A camp in an Eden-like spot in the forest of the Upper Yarra Valley, Victoria, 1906, by Archibald James Campbell, via Museums Victoria Collections (under CC license).

Campbell was an ornithologist and a naturalist, and he made early use of nature photography to record his fieldwork.

Cannes, France

“At Cannes. In a villa where the little orphans of the war are raised. Recreational dance,” ca. 1914 – ca. 1918, photographer unknown, via the Université de Caen Basse-Normandie Commons on flickr.

The photo is one of over 1,800 donated to the archives of Seine-Maritime in Rouen and the Université de Caen by the founder of Lafond Printing in Rouen. The sepia photographs have been digitized in their original condition: glued on bristol board with handwritten captions identifying places and scenes.
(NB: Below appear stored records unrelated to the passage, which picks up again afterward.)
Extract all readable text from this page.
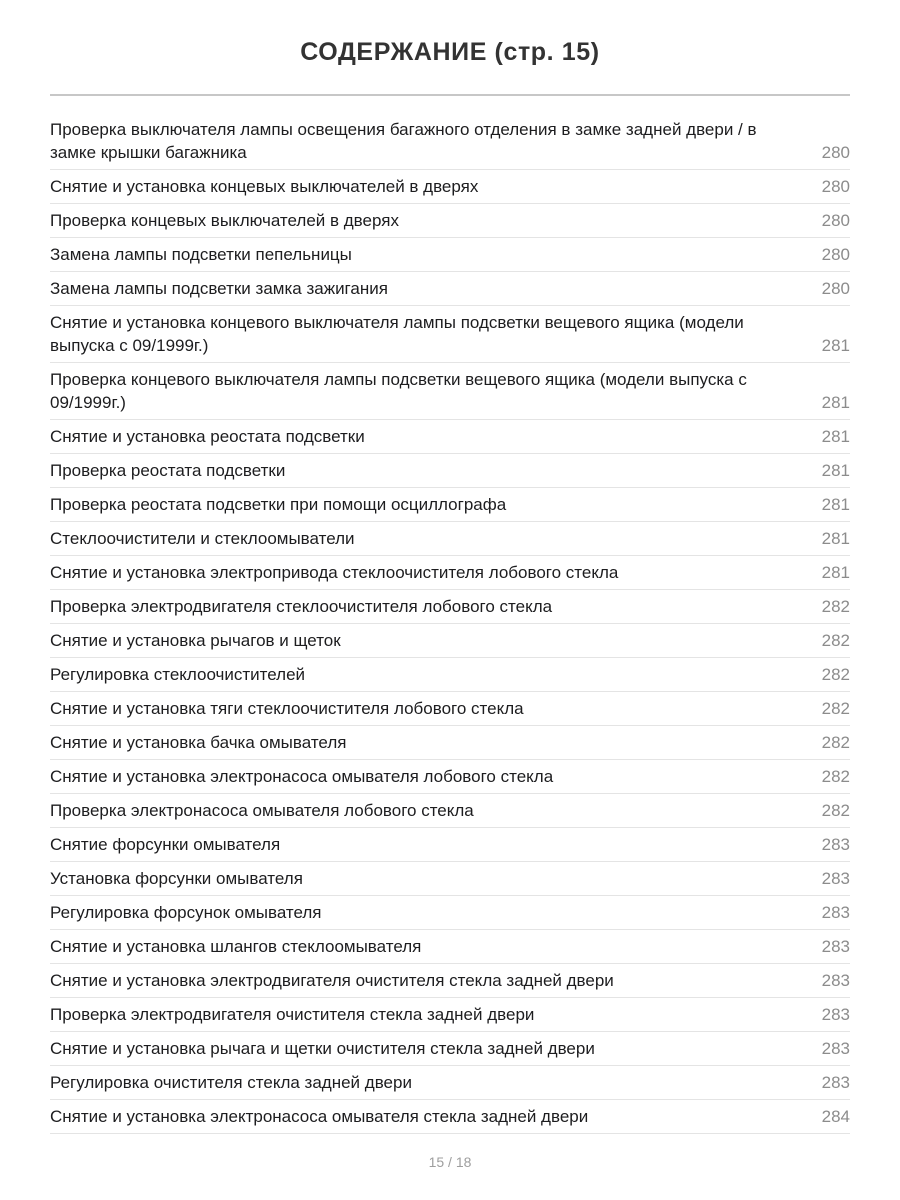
СОДЕРЖАНИЕ (стр. 15)
Проверка выключателя лампы освещения багажного отделения в замке задней двери / в замке крышки багажника	280
Снятие и установка концевых выключателей в дверях	280
Проверка концевых выключателей в дверях	280
Замена лампы подсветки пепельницы	280
Замена лампы подсветки замка зажигания	280
Снятие и установка концевого выключателя лампы подсветки вещевого ящика (модели выпуска с 09/1999г.)	281
Проверка концевого выключателя лампы подсветки вещевого ящика (модели выпуска с 09/1999г.)	281
Снятие и установка реостата подсветки	281
Проверка реостата подсветки	281
Проверка реостата подсветки при помощи осциллографа	281
Стеклоочистители и стеклоомыватели	281
Снятие и установка электропривода стеклоочистителя лобового стекла	281
Проверка электродвигателя стеклоочистителя лобового стекла	282
Снятие и установка рычагов и щеток	282
Регулировка стеклоочистителей	282
Снятие и установка тяги стеклоочистителя лобового стекла	282
Снятие и установка бачка омывателя	282
Снятие и установка электронасоса омывателя лобового стекла	282
Проверка электронасоса омывателя лобового стекла	282
Снятие форсунки омывателя	283
Установка форсунки омывателя	283
Регулировка форсунок омывателя	283
Снятие и установка шлангов стеклоомывателя	283
Снятие и установка электродвигателя очистителя стекла задней двери	283
Проверка электродвигателя очистителя стекла задней двери	283
Снятие и установка рычага и щетки очистителя стекла задней двери	283
Регулировка очистителя стекла задней двери	283
Снятие и установка электронасоса омывателя стекла задней двери	284
15 / 18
Most of the pictures concern World War I.

You can click on the image to enlarge it.

Tokyo, Japan

“Kindergarten Picnic, Tokyo,” Japan, ca. 1915, via OSU Special Collections & Archives Commons on flickr.

The image is from a collection of visual instruction lantern slides.

CdV, Cyprus

“The magic carpet,” ca. 1860s, via pellethepoet on flickr (under CC license).

The picture was a carte de visite (CdV or visiting card), a type of small photograph patented in Paris in 1854. Exchanging them among family and friends became extremely popular worldwide in the 1860s. Their use was displaced in the 1880s by the larger “cabinet cards”  (and later by the home snapshot). Pelle’s notes say this one was purchased from an eBay seller in Paralimni, Cyprus.

Oakland, California

Oakland, Calif., 26 April 1942, Natl Archives Commons on flickr
“Arranging flowers for alter on last day of service at Japanese Independent Congregational Church, prior to evacuation [internment],” Oakland, California, April 26, 1942, by Dorothea Lange for the U.S. War Relocation Authority, via National Archives Commons on flickr.

All along the Pacific coast — from 1942 to January 1945 — over 110,000 people of Japanese heritage were forced into internment camps.  Sixty-two percent were American citizens.

In 1988, in the Civil Liberties Act, the U.S. Government admitted that its actions had been based on “race prejudice, war hysteria, and a failure of political leadership.”